Elizabeth Warren thinks the American economy needs “big structural change.” She’s put forward so many policy plans that it’s now a key branding element. Her presidential campaign website even sells “Warren has a plan for that” t-shirts.

Of course, the $21 trillion American economy is a complicated machine. Even the most deeply considered plans will have trade-offs and unintended consequences. Yet politicians rarely display much humility when touting the benefits of their big ideas. Nothing but upside.

Warren particularly seems enamored by how Europe approaches issues of corporate power, governance, and executive pay. They do things differently over there. As a recent Bloomberg story explains, “European consumers and lawmakers here have long decried outsize paydays as unfair and vulgar.” In some countries, banker bonuses are capped, while entrepreneurs “must navigate onerous tax rates and restrictions that often make equity sharing and options more trouble than they’re worth.”

Before embracing such an approach, American politicians should be cautious. One result might be less inequality and a better Gini index score. But another might explain why Europe generates fewer high-impact startups than in the United States. The Bloomberg piece quotes several entrepreneurs decrying their inability to easily compensate employees at their young and growing companies with stock options. Said one executive, “I wish we had the same system as the US, but they don’t want us to get rich in Germany.” 

(Perhaps Europeans haven’t heard that left-wingers here now consider the existence of billionaires to be a policy failure.)

Compensation issues probably aren’t the only issue at play: “Even though they’re part of the European Union, member states remain a fragmented collection of markets that can’t muster the borderless scale achieved in America. Plus, there’s the widely shared belief that European business culture simply doesn’t tolerate the experimentation and inevitable failures that are par for the course in, say, Silicon Valley.” 
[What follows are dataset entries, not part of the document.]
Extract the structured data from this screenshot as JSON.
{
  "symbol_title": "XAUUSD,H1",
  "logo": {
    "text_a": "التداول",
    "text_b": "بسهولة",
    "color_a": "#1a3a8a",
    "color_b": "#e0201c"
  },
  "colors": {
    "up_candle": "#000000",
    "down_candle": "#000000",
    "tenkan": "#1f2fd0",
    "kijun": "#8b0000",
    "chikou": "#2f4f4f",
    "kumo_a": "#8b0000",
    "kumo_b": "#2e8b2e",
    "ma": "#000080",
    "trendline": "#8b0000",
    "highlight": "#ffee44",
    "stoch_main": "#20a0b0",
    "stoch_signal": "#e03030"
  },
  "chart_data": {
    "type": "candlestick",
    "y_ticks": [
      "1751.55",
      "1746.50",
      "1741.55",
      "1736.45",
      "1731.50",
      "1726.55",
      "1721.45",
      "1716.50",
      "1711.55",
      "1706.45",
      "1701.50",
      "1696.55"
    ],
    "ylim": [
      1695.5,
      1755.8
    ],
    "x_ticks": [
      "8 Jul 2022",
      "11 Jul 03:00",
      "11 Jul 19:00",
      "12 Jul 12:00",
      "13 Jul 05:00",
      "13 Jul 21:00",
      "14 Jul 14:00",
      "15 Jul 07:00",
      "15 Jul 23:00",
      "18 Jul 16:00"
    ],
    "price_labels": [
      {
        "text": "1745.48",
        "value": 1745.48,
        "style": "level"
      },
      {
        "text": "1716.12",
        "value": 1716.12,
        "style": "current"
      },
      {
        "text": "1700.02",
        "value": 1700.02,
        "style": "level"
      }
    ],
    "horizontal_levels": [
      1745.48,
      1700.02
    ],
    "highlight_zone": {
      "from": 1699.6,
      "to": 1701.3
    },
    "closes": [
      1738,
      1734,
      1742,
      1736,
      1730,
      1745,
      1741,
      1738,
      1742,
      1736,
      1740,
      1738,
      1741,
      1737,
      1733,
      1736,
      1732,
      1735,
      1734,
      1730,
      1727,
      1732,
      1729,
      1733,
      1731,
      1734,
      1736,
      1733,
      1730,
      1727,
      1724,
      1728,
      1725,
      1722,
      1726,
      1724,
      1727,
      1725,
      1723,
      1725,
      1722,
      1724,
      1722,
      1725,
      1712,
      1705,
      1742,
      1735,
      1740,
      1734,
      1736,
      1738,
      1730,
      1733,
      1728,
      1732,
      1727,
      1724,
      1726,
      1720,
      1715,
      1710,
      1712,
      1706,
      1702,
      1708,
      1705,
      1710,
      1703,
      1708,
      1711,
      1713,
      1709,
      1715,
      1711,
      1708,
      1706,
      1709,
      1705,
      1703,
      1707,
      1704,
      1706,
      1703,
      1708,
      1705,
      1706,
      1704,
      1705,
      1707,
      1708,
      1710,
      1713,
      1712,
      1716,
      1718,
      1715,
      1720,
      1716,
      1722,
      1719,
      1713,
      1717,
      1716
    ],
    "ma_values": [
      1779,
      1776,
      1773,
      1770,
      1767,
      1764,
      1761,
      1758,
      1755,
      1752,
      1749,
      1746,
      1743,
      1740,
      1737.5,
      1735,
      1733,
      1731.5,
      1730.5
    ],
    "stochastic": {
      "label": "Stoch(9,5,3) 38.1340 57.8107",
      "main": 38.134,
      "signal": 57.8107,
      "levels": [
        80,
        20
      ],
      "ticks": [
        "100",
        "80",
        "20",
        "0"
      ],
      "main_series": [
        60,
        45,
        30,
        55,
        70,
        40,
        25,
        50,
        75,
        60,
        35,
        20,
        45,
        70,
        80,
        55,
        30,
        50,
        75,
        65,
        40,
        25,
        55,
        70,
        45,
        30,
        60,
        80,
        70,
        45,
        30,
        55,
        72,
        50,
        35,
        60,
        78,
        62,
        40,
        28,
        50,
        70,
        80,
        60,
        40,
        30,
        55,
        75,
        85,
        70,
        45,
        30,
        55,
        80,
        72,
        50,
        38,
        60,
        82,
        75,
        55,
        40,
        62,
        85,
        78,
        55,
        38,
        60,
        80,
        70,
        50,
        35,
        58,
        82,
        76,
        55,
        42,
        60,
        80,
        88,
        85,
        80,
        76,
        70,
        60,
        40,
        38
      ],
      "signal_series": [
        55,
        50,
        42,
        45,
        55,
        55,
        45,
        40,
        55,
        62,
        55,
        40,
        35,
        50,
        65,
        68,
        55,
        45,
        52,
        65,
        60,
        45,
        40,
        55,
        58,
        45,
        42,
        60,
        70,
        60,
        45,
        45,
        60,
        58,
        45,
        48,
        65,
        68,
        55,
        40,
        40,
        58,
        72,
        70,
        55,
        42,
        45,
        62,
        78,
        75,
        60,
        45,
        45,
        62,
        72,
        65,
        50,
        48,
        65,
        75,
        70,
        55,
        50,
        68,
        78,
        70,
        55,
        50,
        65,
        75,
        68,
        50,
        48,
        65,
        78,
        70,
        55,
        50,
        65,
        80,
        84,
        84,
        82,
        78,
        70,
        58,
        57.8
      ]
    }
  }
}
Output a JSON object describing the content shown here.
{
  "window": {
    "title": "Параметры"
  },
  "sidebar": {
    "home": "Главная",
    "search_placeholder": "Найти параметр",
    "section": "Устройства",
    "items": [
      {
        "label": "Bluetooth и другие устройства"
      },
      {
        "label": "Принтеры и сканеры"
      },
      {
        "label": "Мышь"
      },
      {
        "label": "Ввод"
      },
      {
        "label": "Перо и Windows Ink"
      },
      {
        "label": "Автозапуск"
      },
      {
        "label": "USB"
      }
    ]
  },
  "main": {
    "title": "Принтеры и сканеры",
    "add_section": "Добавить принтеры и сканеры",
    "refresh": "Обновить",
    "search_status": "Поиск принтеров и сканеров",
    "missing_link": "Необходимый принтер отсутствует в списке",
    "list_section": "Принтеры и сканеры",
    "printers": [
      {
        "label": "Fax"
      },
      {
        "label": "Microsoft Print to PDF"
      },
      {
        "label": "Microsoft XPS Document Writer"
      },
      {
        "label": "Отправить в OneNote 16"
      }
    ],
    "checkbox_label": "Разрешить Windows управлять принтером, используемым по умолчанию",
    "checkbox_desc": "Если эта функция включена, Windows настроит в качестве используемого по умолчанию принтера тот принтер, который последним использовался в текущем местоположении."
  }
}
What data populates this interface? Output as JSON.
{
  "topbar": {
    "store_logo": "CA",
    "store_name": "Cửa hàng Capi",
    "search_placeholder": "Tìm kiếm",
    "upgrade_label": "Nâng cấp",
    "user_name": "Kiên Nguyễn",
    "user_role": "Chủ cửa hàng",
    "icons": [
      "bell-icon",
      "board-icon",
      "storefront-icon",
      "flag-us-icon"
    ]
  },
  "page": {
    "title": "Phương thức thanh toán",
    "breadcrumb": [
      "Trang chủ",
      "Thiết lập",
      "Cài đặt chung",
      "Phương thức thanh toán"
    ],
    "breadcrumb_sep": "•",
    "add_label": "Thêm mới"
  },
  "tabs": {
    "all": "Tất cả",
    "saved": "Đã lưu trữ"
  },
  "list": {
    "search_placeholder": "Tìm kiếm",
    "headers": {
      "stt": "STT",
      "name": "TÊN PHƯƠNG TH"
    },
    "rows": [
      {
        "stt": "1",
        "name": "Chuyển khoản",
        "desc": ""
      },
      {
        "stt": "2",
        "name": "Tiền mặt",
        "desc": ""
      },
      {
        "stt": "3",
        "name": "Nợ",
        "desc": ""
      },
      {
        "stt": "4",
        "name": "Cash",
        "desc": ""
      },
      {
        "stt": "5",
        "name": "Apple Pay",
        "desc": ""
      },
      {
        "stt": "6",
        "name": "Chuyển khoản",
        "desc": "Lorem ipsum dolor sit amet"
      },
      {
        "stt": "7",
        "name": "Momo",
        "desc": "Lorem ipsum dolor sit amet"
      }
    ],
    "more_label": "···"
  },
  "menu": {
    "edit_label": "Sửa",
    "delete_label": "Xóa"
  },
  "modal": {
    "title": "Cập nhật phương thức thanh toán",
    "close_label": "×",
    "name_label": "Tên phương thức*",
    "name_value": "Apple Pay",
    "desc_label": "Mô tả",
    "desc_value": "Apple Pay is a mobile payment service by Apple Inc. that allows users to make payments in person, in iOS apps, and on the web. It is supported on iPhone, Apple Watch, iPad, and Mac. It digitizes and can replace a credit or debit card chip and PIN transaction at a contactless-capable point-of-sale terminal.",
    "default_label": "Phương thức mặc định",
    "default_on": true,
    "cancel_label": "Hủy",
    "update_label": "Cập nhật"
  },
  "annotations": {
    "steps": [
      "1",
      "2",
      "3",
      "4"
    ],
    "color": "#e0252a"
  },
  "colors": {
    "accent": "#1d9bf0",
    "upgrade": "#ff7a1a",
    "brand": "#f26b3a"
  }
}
Still, stock options matter for what the piece terms the “flywheel” effect where founders and workers get rich, start their own firms, create a new cohort of millionaires and billionaires, and then on and on. Think of the so-called PayPal mafia

In Europe, however, the flywheel effect is the exception rather than the norm. It would be disastrous if it inadvertently became the exception here as well. And that’s something for all presidential candidates to consider as they come up with more and more policy plans.